Treasury also disclosed General Motors electric Chevrolet Bolt and Bolt EUV will qualify for the full $7,500 tax credit.
GM said earlier it expected at least some of its EVS would qualify for the $7,500 tax credit under the new rules, including the 2023 Cadillac Lyriq and forthcoming Chevrolet Equinox EV SUV and Blazer EV SUV. Treasury said all GM EVs will qualify.
Earlier, Ford Motor and Chrysler-parent Stellantis said most of their electric and PHEV models would see tax credits halved to $3,750 on April 18. Treasury confirmed the automakers' calculations.
The rules were announced last month and mandated by Congress in August as part of the $430 billion Inflation Reduction Act (IRA).
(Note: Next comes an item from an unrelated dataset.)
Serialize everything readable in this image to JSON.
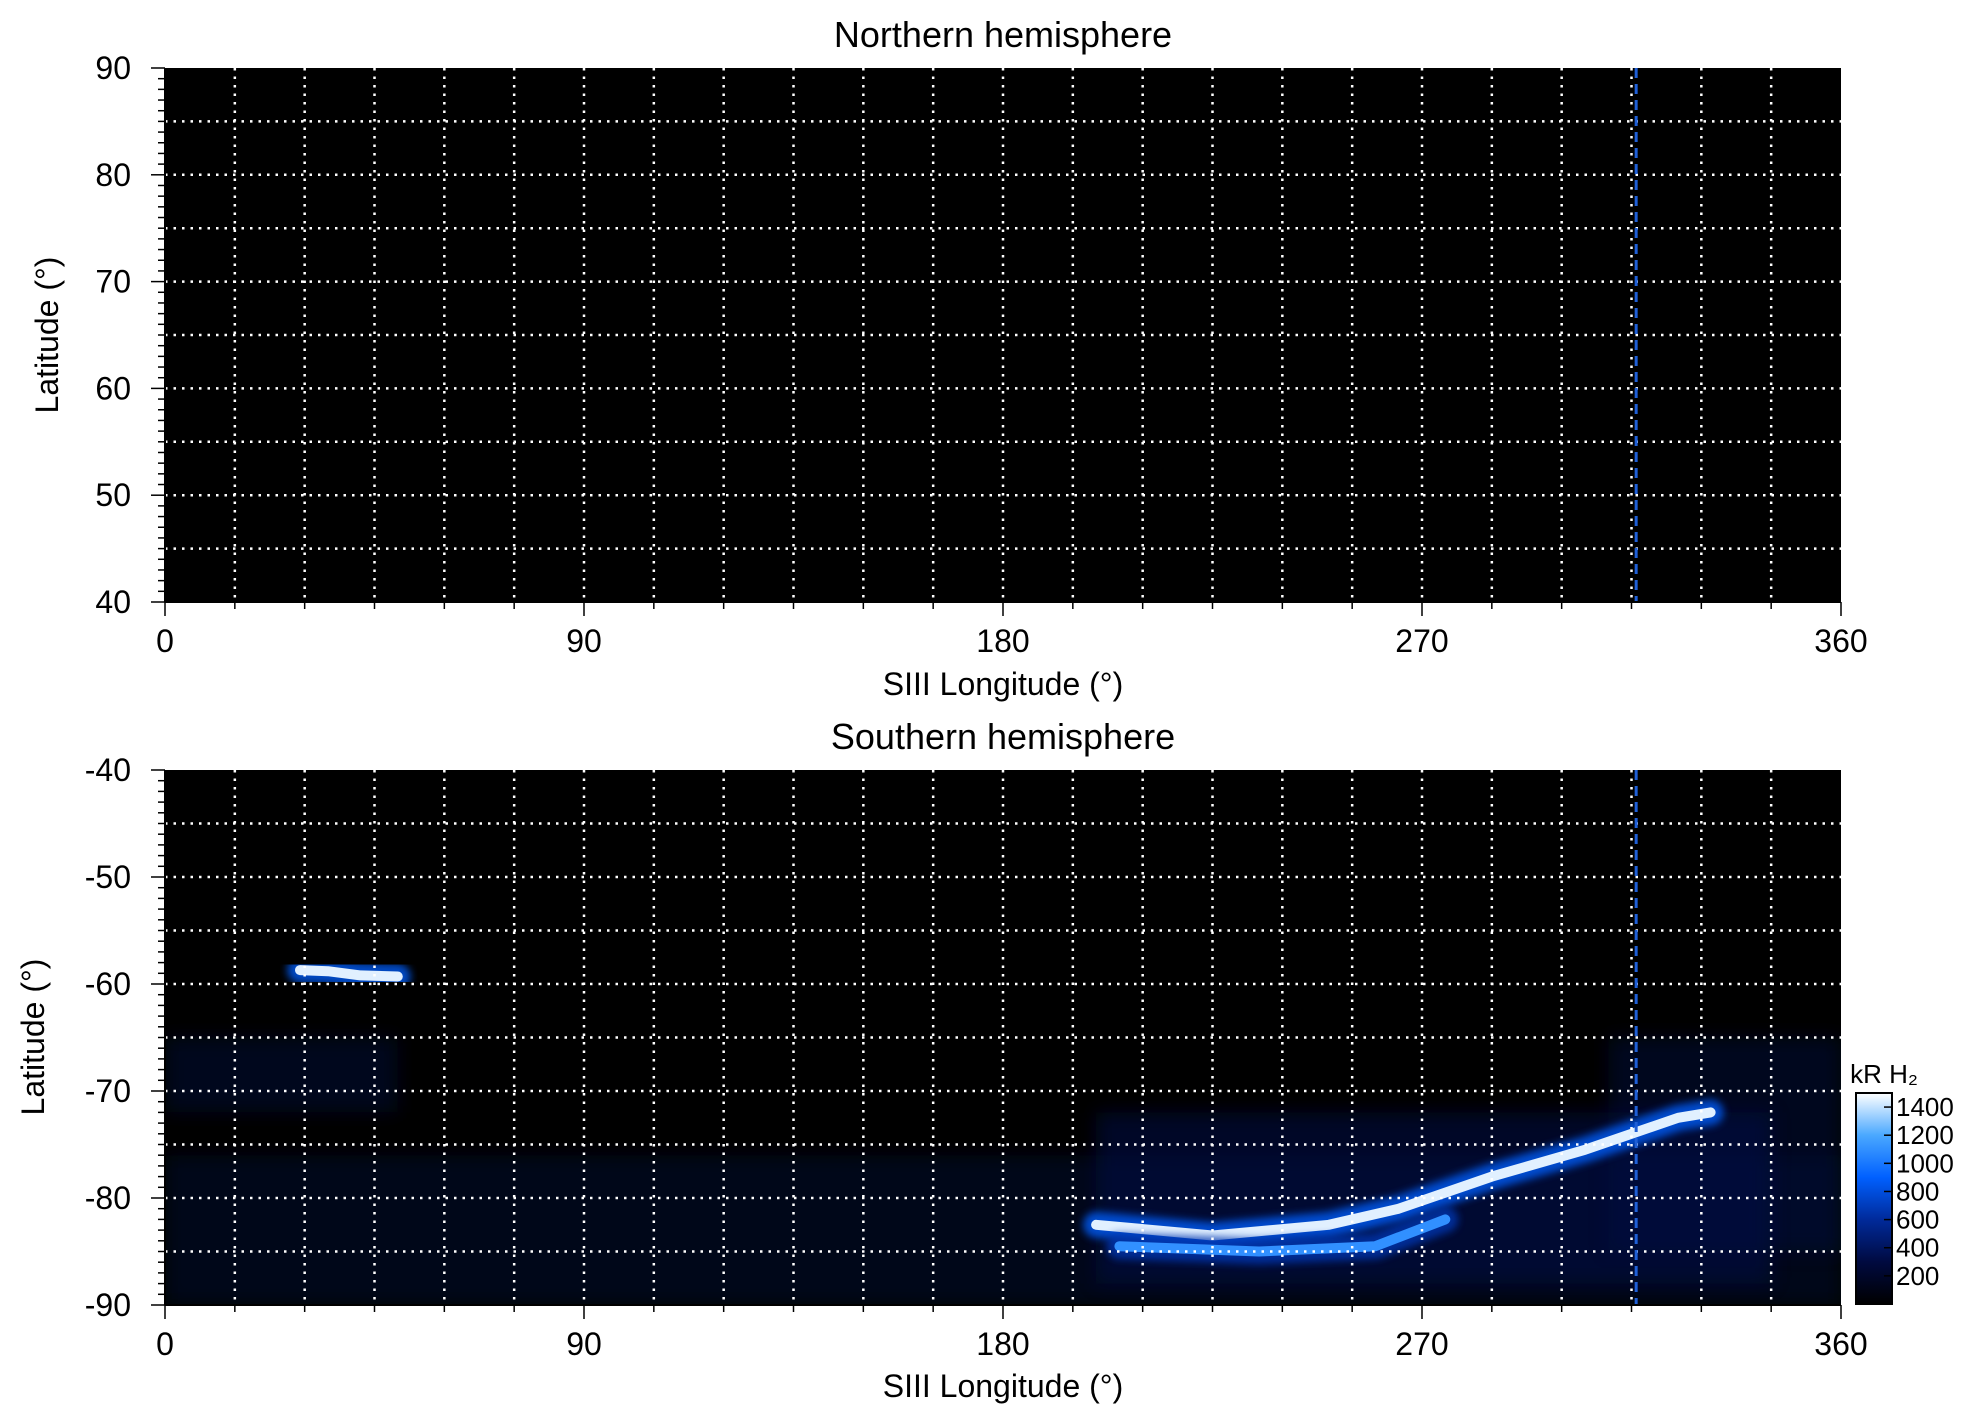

The IRA requires 50% of the value of battery components be produced or assembled in North America to qualify for $3,750, and 40% of the value of critical minerals sourced from the United States or a free trade partner for a $3,750 credit.
The law required vehicles to be assembled in North America to qualify for any tax credits, which in August eliminated nearly 70% of eligible models and on Jan. 1 new price caps and limits on buyers income took effect.
Last week, the Environmental Protection Agency proposed new emissions rules that forecast 60% of new vehicle sales in 2030 would be EVs.
A preliminary administration analysis found nearly 65% of first quarter EV sales qualified under North American final assembly and price cap requirements; more than 90% of those previously eligible first quarter sales remain eligible for at least a $3,750 credit.
Treasury in December said EVs ineligible for the $7,500 consumer tax credit could qualify for a commercial leasing $7,500 credit.